Architecture overview

OLDP is a Django project organised into a set of focused apps under oldp/apps/. This page gives a high-level map of those components, the core data model, and how a request or a piece of content flows through the system. For setup see Getting Started; for the surrounding projects see The OLDP ecosystem.

Applications

Each Django app under oldp/apps/ owns one part of the domain:

App

Responsibility

cases

Court decisions (Case, RelatedCase): metadata, HTML content, file number, ECLI, review status.

laws

Legislation: LawBook (a collection with revisions) and Law (a section), plus RelatedLaw.

courts

Court entities and their geography: Court, State, City, Country.

references

Citation extraction and linking between content items (Reference, reference markers).

search

Full-text search via Haystack + Elasticsearch; SearchableContent mixin, SearchQuery.

annotations

User annotations on content: AnnotationLabel, CaseAnnotation, CaseMarker.

sources

Provenance of imported content: Source and the SourceContent mixin.

accounts

User accounts, API tokens and granular per-token permissions (extends django-allauth).

processing

The content-processing pipeline (ContentProcessor, input handlers, timeouts).

mcp

Model Context Protocol server exposing OLDP to AI agents.

lib

Shared utilities, notably markers.py (reference-marker insertion with drift recovery).

topics

Topic / category taxonomy.

homepage

Landing page and static page rendering.

contact

Contact / feedback form.

Data model

The core entities and their relationships:

OLDP database schema

  • Case ↔ Court — every Case belongs to a Court. Courts are organised hierarchically by Country State City, and classified by court type and level of appeal (the German court types are contributed by the oldp-de theme).

  • Law ↔ LawBook — a LawBook (e.g. BGB) groups many Law sections and is versioned by revision date, with a latest flag marking the current revision. Laws link to their previous/next section.

  • Reference — extracted citations are stored as Reference rows. Law citations are keyed by a (law_book_slug, law_section_slug) pair rather than a numeric id, so they survive law-book revisions and database rebuilds.

  • Source — imported content carries a Source (the crawler/provider it came from) via the SourceContent mixin; this is how oldp-ingestor provenance is tracked.

  • AnnotationsAnnotationLabel defines labels (colour, trust level, value type); CaseAnnotation and CaseMarker attach labelled, positioned markers to case text.

Several content models share cross-cutting mixins: SearchableContent (indexable in Elasticsearch), ReferenceContent (has extractable citations), SourceContent (has provenance), and AnnotationContent (can be annotated).

The relational schema is reflected in MySQL/SQLite — see Database for the schema and encoding notes.

Request flow

OLDP serves three surfaces from the same models:

  1. Web frontend — server-rendered Django templates for /case/, /law/, /court/, /search/ and static pages. The look and feel is supplied by a theme (see Themes).

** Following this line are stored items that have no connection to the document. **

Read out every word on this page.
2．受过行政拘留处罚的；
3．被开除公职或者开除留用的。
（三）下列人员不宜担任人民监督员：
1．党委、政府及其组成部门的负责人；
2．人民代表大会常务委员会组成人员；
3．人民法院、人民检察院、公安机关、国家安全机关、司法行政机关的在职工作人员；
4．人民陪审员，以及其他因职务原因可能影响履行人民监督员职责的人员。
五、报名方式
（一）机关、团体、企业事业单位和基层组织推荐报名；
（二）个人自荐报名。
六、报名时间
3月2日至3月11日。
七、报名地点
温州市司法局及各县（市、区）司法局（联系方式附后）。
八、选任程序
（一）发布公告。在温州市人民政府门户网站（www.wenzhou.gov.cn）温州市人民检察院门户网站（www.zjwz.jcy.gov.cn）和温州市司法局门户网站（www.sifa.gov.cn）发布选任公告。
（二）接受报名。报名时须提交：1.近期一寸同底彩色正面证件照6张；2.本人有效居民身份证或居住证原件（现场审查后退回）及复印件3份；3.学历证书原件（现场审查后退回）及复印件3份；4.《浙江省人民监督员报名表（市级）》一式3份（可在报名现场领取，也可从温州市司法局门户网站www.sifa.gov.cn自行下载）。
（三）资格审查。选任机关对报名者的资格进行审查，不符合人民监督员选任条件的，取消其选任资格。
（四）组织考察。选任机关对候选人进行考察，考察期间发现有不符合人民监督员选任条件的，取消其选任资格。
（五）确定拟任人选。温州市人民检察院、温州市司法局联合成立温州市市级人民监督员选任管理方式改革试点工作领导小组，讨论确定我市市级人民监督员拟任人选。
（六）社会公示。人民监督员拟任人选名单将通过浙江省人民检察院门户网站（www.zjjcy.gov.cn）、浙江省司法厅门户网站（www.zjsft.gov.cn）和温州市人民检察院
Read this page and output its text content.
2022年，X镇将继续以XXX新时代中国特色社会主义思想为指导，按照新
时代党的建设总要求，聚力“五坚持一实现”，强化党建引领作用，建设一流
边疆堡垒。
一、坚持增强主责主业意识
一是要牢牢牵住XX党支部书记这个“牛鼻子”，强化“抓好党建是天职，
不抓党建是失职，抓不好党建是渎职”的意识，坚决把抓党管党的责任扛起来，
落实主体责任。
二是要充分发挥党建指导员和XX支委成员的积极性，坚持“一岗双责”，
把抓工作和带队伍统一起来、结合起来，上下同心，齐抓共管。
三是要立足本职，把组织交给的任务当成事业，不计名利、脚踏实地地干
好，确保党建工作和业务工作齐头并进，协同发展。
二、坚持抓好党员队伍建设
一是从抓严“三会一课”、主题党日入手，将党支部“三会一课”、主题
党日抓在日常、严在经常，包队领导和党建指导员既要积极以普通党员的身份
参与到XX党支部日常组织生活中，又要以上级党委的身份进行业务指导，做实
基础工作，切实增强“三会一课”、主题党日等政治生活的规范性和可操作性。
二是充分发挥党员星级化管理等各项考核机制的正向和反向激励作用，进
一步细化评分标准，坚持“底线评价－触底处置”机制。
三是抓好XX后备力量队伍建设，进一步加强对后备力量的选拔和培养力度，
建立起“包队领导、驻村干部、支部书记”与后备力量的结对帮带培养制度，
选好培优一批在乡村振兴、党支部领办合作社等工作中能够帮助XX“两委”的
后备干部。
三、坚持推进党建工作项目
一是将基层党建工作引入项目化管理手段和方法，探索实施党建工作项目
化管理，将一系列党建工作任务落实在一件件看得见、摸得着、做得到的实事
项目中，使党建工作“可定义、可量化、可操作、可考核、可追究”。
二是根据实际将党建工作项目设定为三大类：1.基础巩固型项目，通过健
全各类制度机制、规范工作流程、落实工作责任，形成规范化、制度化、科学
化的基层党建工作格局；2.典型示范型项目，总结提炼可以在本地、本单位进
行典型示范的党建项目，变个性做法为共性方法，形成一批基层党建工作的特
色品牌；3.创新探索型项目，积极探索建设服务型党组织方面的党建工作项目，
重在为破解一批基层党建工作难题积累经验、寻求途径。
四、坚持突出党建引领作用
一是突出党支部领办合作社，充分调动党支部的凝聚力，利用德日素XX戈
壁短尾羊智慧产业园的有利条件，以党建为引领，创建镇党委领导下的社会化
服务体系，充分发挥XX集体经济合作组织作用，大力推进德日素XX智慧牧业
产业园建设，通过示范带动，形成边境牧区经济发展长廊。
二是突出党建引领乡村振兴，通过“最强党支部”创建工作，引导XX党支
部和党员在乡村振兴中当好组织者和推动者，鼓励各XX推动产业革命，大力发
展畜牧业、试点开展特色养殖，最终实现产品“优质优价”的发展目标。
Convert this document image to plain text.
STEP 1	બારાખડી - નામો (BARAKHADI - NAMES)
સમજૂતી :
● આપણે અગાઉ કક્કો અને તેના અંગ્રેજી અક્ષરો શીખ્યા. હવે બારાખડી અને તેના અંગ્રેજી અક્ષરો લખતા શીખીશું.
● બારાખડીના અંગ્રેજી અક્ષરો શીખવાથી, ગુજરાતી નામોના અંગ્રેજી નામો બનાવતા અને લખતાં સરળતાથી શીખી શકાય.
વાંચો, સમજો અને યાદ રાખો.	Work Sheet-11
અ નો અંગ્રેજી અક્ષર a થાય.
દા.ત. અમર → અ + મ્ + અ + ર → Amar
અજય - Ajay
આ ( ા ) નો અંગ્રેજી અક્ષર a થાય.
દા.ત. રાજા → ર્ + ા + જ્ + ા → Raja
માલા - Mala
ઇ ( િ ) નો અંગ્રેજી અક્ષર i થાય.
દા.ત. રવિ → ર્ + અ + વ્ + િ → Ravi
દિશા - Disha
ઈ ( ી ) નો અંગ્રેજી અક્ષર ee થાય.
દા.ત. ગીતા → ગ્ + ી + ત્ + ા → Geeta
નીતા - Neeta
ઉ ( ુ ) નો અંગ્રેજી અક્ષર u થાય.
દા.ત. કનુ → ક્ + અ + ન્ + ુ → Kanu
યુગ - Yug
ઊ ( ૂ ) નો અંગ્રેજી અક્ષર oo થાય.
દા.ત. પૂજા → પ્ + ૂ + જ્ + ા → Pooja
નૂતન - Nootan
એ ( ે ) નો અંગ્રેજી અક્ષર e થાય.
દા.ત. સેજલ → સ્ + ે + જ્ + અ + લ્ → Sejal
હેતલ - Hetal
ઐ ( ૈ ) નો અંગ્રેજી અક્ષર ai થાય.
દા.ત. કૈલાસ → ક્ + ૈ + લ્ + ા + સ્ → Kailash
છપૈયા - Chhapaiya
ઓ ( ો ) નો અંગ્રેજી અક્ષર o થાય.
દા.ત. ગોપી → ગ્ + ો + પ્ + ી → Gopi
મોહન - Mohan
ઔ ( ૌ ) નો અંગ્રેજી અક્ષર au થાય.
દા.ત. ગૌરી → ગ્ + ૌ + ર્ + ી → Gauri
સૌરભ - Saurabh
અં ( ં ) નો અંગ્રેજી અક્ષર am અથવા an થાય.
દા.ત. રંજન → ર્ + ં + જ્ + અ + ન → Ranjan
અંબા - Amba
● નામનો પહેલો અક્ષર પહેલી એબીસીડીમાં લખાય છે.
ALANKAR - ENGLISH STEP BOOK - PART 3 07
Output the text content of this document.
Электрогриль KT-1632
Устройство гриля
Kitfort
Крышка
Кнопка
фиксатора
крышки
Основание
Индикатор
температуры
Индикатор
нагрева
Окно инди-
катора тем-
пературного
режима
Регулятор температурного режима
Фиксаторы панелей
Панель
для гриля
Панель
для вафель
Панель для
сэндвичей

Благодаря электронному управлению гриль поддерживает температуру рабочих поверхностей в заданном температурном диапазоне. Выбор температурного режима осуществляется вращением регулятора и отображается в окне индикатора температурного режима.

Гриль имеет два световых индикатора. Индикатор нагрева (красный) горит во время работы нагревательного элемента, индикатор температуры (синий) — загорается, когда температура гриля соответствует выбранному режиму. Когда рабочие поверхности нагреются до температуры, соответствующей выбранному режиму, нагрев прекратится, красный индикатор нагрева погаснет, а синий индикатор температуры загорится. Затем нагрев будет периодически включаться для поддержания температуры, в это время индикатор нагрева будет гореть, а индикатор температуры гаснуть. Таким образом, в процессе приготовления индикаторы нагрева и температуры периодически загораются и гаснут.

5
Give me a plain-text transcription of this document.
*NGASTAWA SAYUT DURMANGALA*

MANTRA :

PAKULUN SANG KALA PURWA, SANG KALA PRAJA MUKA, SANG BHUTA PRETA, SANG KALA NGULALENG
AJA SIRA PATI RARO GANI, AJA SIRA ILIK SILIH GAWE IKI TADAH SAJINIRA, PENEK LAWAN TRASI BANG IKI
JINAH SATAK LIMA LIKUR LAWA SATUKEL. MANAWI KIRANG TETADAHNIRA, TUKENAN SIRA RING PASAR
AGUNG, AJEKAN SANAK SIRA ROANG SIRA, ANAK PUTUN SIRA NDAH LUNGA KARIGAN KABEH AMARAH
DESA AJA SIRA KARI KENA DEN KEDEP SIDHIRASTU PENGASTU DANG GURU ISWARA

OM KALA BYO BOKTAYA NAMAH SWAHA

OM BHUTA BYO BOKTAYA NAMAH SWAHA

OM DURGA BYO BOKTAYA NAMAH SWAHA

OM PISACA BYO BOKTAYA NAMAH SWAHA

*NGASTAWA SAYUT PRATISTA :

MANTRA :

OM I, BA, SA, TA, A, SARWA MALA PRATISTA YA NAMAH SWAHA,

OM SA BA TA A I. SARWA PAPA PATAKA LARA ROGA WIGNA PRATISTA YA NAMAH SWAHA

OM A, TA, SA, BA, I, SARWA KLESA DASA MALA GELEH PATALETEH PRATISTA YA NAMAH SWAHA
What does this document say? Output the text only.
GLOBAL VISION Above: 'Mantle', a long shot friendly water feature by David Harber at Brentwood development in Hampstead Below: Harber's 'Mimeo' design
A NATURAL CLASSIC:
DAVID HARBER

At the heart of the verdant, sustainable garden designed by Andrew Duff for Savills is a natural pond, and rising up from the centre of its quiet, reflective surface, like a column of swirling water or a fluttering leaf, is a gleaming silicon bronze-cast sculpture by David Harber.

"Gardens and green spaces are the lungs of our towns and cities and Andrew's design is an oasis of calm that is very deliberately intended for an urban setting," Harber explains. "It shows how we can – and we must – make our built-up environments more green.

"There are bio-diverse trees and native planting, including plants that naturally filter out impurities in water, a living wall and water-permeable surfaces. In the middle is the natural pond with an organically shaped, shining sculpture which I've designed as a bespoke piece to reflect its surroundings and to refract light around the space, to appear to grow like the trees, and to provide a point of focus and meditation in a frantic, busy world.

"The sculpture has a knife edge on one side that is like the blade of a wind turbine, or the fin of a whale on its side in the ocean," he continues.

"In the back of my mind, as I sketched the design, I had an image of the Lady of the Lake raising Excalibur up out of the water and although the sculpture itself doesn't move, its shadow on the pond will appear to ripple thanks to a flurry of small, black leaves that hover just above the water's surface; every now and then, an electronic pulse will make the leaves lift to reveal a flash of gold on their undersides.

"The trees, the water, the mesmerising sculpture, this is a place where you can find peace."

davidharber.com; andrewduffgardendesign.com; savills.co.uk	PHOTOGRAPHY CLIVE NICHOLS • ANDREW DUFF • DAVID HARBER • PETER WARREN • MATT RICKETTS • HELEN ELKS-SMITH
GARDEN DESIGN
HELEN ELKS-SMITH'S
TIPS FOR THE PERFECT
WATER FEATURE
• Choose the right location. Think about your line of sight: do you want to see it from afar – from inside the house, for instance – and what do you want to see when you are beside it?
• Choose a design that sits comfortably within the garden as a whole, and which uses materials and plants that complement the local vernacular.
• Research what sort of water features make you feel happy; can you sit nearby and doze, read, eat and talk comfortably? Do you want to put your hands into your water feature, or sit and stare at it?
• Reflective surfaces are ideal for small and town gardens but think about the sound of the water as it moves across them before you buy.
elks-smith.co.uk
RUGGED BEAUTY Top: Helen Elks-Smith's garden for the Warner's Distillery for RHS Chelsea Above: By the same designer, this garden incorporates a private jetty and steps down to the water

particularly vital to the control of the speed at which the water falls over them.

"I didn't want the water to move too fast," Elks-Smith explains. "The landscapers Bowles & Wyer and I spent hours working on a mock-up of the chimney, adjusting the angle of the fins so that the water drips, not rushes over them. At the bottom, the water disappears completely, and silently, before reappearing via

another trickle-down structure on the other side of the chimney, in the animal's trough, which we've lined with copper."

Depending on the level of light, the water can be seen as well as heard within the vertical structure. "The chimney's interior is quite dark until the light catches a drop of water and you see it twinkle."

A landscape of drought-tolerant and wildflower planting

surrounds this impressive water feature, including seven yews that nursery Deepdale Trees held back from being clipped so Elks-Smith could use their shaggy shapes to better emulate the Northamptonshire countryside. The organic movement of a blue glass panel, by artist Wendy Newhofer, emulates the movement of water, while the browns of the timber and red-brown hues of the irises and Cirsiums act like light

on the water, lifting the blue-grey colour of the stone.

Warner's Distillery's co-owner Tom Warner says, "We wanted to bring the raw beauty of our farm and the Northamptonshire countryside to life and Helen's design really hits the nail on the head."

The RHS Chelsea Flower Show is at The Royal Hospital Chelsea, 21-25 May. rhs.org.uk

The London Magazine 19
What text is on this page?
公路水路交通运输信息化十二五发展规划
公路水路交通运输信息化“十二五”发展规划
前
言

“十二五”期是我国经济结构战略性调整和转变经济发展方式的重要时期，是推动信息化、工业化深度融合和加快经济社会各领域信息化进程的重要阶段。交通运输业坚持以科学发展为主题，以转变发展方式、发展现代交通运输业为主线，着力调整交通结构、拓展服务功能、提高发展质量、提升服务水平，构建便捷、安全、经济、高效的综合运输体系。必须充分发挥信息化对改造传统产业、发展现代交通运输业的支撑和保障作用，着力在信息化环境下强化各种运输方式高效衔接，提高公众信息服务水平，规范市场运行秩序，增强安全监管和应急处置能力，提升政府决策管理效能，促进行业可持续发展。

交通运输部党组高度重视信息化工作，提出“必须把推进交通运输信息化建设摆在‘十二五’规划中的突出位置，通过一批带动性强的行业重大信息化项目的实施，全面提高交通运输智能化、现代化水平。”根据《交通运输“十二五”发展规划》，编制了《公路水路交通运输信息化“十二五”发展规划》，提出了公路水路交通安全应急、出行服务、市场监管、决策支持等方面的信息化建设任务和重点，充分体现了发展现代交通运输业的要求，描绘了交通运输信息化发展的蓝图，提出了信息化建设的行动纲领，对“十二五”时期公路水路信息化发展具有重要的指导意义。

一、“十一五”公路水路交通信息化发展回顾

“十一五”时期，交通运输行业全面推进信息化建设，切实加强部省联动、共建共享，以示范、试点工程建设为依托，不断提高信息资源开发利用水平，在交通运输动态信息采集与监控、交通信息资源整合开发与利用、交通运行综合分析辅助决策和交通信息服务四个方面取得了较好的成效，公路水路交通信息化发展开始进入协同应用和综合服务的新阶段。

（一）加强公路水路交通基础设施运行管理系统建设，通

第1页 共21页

  2. REST API — built on Django REST Framework with per-app viewsets and serializers, token authentication, and Swagger/ReDoc schema. See REST API.

  3. MCP server — exposes discovery, search, retrieval and cross-reference tools to AI agents at /mcp. See MCP Server.

Anonymous responses on public paths are made CDN-cacheable by AnonymousPublicCacheMiddleware (configurable — see Configuration).

Processing pipeline

Raw imported content is refined by the processing pipeline in the processing app. A ContentProcessor reads items from the database or filesystem and runs a sequence of processing steps (e.g. resolve the court, extract references) inside per-item transactions with timeout guards. Steps run from the Django admin or via management commands (process_cases, process_laws, process_courts, process_references). See Processing and, for writing your own step, Development.

Search and the citation graph

Search is powered by Elasticsearch through Haystack. Cases and laws are indexed via search_indexes.py in their respective apps. Beyond full-text search, the case index stores the citation graph — the cited_laws and cited_cases fields — which powers the “referenced by” / “citing cases” panels and the REST and MCP cross-reference endpoints. These fields are documented authoritatively in Elasticsearch → Index fields; see also Searching for the user-facing filters.

Themes

The frontend’s templates and static assets can be overridden by a theme package without touching the core. The reference theme is oldp-de, which supplies the German UI, German court types, and German-specific settings. A theme is activated by pointing DJANGO_SETTINGS_MODULE at the theme’s settings module (e.g. oldp_de.settings). See The OLDP ecosystem.

Configuration

All runtime behaviour is controlled through environment variables and django-configurations classes. See the Configuration reference for the complete list and Deployment for production setup.